I guess we can focus on CPU-only testing for now. The most straightforward approach is to have a unit test for each function in the ggml.h
API. Some functions like ggml_rope()
and ggml_alibi()
should be cross-validated with the reference Python implementations somehow since these are difficult to judge if they compute stuff correctly. Such tests are lightweight and can be part of the existing Github Actions.
Regarding GPU tests - when the cloud CI framework is ready, we will simply run "integration" tests in the cloud. For example, the CI can obtain certain model data and run text generation and perplexity calculations using different GPUs. Whatever is available for rent. We can figure out the details for this later.
Test coverage would be nice - I've used lcov
in the past. Maybe we can integrate it in the Github Actions CI.
@ggerganov : My tries to get lcov
working on Windows failed miserably, but I got clang/llvm
coverage analysis working. Here is a first summary:
Filename Regions Missed Regions Cover Functions Missed Functions Executed Lines Missed Lines Cover Branches Missed Branches Cover
-----------------------------------------------------------------------------------------------------------------------------------------------------------------------------------------------------------------------------------
src\ggml.c 10461 5746 45.07% 512 216 57.81% 9985 4703 52.90% 4848 2775 42.76%
tests\test-grad0.c 464 68 85.34% 11 1 90.91% 818 68 91.69% 322 62 80.75%
Files which contain no functions:
include\ggml\ggml.h 0 0 - 0 0 - 0 0 - 0 0 -
-----------------------------------------------------------------------------------------------------------------------------------------------------------------------------------------------------------------------------------
TOTAL 10925 5814 46.78% 523 217 58.51% 10803 4771 55.84% 5170 2837 45.13%
The report is based on the merged profile data of all currently active tests, run by ctest
, llvm
seems to require the mention of a specific executable, however.
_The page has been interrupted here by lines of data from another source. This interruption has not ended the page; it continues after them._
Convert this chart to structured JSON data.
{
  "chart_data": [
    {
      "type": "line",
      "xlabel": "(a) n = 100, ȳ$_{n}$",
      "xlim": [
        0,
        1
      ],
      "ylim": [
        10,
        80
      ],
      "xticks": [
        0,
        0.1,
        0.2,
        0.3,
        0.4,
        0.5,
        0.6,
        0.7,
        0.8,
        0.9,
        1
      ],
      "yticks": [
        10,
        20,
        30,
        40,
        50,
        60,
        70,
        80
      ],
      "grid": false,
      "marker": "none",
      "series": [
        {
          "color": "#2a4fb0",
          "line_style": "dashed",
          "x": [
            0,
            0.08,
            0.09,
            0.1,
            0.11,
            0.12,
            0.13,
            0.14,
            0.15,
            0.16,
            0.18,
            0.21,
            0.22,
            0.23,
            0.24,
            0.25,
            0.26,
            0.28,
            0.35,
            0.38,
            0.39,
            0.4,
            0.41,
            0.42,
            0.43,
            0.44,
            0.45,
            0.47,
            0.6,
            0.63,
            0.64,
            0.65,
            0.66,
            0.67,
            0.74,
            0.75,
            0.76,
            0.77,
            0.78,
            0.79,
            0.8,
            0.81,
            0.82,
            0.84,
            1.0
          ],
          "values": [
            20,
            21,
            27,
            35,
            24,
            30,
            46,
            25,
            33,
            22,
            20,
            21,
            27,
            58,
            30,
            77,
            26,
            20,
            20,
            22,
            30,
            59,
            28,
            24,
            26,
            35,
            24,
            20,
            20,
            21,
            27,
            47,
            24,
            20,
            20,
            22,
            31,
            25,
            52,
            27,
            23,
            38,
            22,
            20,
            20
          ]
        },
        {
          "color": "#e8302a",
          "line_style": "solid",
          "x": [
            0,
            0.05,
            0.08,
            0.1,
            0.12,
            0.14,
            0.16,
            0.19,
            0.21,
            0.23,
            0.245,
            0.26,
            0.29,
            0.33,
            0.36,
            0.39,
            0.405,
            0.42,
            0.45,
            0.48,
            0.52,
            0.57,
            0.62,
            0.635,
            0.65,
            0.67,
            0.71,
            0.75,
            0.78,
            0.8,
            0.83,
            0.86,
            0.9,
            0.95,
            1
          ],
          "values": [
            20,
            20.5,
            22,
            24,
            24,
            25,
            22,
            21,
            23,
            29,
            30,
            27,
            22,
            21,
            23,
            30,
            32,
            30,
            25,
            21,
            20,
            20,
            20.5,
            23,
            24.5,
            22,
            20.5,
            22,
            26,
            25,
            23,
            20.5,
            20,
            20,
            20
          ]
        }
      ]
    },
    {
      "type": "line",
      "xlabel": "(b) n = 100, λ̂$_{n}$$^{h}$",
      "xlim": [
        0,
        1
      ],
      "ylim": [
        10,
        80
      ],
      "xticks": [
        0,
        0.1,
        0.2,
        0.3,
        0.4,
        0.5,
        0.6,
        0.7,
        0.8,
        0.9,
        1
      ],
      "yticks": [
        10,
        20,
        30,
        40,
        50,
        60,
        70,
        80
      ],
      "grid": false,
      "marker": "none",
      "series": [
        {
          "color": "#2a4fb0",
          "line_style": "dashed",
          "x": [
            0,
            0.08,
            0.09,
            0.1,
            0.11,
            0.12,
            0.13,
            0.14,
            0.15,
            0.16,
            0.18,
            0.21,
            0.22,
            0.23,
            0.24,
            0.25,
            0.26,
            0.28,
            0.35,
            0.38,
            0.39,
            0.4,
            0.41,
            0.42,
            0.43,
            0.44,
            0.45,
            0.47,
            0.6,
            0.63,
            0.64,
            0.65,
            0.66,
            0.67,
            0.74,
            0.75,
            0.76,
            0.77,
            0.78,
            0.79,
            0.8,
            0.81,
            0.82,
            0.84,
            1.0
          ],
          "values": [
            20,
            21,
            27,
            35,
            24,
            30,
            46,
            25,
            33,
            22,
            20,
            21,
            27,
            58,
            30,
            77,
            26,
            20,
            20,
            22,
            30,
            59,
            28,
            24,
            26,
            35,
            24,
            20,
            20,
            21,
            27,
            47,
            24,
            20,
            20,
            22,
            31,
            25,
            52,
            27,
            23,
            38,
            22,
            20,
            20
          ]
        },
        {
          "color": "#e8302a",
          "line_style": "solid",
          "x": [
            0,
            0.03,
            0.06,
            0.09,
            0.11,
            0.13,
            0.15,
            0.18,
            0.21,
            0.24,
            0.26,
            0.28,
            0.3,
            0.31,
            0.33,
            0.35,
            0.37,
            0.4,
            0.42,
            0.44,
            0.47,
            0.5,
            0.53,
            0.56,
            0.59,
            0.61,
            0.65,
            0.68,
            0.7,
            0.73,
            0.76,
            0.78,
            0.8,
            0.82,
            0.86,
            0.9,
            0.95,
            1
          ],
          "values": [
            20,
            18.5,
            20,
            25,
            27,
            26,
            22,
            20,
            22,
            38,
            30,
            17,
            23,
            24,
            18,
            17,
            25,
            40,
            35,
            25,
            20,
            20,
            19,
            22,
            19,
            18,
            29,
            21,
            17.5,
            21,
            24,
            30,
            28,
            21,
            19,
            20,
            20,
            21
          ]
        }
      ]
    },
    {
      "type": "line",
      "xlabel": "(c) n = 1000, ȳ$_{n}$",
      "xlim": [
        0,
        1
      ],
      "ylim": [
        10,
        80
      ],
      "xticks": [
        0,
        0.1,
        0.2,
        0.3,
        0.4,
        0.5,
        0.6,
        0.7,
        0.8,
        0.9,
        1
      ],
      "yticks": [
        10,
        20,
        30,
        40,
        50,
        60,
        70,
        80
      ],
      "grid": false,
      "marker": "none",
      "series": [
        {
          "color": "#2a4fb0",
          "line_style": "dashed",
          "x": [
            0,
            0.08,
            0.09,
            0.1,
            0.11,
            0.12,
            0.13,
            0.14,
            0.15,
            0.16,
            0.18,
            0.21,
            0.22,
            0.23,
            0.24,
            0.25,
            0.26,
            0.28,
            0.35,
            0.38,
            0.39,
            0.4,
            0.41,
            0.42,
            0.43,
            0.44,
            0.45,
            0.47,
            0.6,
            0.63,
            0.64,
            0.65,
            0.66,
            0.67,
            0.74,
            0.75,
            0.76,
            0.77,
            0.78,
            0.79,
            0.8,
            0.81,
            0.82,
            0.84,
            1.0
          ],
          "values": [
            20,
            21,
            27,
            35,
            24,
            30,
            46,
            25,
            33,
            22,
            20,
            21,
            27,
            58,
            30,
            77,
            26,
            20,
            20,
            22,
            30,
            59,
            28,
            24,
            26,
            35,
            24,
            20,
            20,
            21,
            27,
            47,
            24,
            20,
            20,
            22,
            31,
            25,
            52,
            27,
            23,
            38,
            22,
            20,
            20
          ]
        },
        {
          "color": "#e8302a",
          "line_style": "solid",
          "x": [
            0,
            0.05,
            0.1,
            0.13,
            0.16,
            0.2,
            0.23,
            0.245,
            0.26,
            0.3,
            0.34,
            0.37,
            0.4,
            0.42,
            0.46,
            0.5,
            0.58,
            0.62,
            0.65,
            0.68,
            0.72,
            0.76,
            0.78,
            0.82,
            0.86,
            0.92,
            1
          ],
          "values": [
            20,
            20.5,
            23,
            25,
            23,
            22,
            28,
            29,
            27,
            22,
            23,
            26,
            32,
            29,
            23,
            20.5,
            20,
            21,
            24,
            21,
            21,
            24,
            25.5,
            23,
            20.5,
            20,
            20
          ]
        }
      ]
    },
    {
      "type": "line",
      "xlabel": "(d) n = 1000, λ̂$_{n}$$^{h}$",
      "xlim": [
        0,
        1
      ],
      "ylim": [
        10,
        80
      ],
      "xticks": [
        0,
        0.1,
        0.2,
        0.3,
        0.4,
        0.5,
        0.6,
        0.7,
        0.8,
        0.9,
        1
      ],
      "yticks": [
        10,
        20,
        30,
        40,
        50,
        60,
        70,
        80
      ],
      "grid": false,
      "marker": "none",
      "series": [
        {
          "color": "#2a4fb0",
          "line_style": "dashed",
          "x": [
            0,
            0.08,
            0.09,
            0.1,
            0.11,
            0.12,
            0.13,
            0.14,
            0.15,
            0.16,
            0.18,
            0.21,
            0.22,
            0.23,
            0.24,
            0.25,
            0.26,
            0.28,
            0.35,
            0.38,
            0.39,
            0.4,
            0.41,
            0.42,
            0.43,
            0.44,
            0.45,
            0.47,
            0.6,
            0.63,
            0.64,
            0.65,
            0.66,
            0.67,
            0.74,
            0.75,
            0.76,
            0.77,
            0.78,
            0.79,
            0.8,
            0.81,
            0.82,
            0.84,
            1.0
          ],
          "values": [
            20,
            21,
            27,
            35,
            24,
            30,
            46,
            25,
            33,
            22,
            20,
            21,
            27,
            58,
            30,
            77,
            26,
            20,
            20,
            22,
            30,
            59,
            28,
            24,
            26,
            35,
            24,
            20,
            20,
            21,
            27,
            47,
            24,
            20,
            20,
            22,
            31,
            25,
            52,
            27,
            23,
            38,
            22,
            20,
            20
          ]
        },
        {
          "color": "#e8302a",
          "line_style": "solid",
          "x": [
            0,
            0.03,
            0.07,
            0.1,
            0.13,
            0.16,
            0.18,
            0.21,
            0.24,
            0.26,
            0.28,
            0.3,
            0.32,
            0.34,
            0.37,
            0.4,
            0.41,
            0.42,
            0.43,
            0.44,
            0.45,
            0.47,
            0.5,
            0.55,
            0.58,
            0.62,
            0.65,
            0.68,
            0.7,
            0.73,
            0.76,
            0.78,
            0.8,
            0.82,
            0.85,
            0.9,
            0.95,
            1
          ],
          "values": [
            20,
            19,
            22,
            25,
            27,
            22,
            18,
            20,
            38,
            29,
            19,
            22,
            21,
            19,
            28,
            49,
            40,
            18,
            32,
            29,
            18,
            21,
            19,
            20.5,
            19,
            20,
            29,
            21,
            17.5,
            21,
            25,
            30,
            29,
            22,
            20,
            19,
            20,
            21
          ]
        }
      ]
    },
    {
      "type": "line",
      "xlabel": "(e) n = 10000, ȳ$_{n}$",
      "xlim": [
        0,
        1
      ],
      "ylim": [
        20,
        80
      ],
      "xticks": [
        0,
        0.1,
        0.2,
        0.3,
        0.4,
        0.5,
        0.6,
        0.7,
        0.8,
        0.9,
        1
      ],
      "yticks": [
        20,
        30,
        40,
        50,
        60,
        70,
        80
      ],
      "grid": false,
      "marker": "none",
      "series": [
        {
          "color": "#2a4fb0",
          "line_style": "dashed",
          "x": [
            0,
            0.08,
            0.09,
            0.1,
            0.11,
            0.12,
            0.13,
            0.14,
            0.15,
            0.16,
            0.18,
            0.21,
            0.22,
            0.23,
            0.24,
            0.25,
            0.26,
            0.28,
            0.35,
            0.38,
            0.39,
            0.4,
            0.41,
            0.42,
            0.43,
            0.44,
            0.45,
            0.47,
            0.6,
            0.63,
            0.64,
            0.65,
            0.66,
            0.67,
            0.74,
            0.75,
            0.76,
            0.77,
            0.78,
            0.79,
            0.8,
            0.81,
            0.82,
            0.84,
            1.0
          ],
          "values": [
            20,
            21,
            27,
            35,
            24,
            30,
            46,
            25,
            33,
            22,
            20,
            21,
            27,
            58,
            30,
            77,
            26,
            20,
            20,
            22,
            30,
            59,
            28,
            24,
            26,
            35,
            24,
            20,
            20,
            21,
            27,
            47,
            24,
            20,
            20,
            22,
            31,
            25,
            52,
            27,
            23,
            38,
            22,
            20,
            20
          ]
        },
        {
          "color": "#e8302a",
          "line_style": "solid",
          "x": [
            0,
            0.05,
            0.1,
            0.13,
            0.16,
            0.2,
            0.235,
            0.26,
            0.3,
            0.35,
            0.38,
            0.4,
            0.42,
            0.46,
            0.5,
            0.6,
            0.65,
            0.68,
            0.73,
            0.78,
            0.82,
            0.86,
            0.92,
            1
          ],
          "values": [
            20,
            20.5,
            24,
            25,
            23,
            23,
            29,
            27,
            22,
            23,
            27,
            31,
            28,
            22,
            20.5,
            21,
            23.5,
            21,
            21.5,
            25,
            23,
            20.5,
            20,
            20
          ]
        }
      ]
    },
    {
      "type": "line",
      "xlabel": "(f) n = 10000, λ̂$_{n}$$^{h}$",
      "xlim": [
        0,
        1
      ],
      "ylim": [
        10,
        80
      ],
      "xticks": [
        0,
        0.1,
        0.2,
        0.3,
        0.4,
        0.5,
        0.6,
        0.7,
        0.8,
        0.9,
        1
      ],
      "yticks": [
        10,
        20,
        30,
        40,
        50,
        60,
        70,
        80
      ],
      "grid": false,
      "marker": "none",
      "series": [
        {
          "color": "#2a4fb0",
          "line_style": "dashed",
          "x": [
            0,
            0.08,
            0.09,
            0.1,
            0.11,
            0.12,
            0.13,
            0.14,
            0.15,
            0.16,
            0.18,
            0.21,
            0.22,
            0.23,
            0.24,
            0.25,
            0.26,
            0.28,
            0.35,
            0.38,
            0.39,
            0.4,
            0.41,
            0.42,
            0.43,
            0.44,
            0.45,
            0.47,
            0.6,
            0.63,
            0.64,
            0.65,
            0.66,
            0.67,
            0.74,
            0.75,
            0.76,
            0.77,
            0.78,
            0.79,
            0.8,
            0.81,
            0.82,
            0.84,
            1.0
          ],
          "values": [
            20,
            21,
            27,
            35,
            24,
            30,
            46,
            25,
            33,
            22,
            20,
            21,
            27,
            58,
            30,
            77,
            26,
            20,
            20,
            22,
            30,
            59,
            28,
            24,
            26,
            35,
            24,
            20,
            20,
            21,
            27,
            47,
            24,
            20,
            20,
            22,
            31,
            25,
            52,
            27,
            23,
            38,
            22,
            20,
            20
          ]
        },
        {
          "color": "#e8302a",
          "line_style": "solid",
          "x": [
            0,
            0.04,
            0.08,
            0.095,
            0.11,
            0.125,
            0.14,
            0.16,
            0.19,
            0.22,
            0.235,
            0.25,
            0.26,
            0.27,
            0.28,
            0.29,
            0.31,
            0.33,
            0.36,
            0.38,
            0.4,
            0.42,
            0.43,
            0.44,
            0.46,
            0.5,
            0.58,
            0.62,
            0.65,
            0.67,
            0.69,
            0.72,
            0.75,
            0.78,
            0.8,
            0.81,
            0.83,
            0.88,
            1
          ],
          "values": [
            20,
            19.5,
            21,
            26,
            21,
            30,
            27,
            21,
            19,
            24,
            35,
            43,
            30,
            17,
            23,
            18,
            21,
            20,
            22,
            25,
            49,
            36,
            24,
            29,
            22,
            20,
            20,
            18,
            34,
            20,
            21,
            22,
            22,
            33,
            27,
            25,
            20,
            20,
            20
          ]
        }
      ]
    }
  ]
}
If this is an acceptable way forward, I'll try to cleanup the CMake
changes and propose a PR.
Yes, this looks even better. Let's give it a try
Hi @ggerganov, I just published a PR to support multiple platforms and OS few days ago. Let me know if it's something you find relevant?
@alonfaraj
Thank you very much! I'm currently looking at the PR - sorry for the delay
In the meantime, I've made progress on the Azure Cloud CI idea and hacked a simple framework using Bash + Git:
https://github.com/ggml-org/ci
Currently, I am able to very easily attach new nodes from the cloud and have them run various tests. The tests are implemented in the ci/run.sh
script. At the moment I've rented just 3 CPU instances:
The ggml-2
instance is a high-performance one and can run heavier workloads like MPT 7B inference.
The results are summarized neatly in Github README.md files for each commit.
If this strategy turns out to be effective, I will probably scale it up and add GPU and bare-metal nodes.
Looks good! I will take a deeper look as well.
Add Metal CI to llama.cpp
using the new macos-13 runners: https://github.com/ggerganov/ggml/pull/514
@ggerganov , How are you going... and how are you progressing on CI?
I've recently finished an Azure Arctitecture/Devops contract... got familiar with CI/CD on Azure, Azure Infrastructure-as-code (IaC), different Azure Services etc.
Re-reading this Roadmap item... seems the solution may be
Github Action starts a CI process on Azure; - create Azure "Webworker" infrastructure - multi approaches, shared, to dedicated, CPU or GPU - [optionally] run unit tests - run performance test - return reports - destroy Azure "Webworker" infrastructure
A yaml settings file + GitHub Secrets to manage the config.
The CI could be run on the forked Repo.. using the GitHub Secrets, hence Azure Credentials, of the fork GitHub Account
Do you still have a large Azure allocation?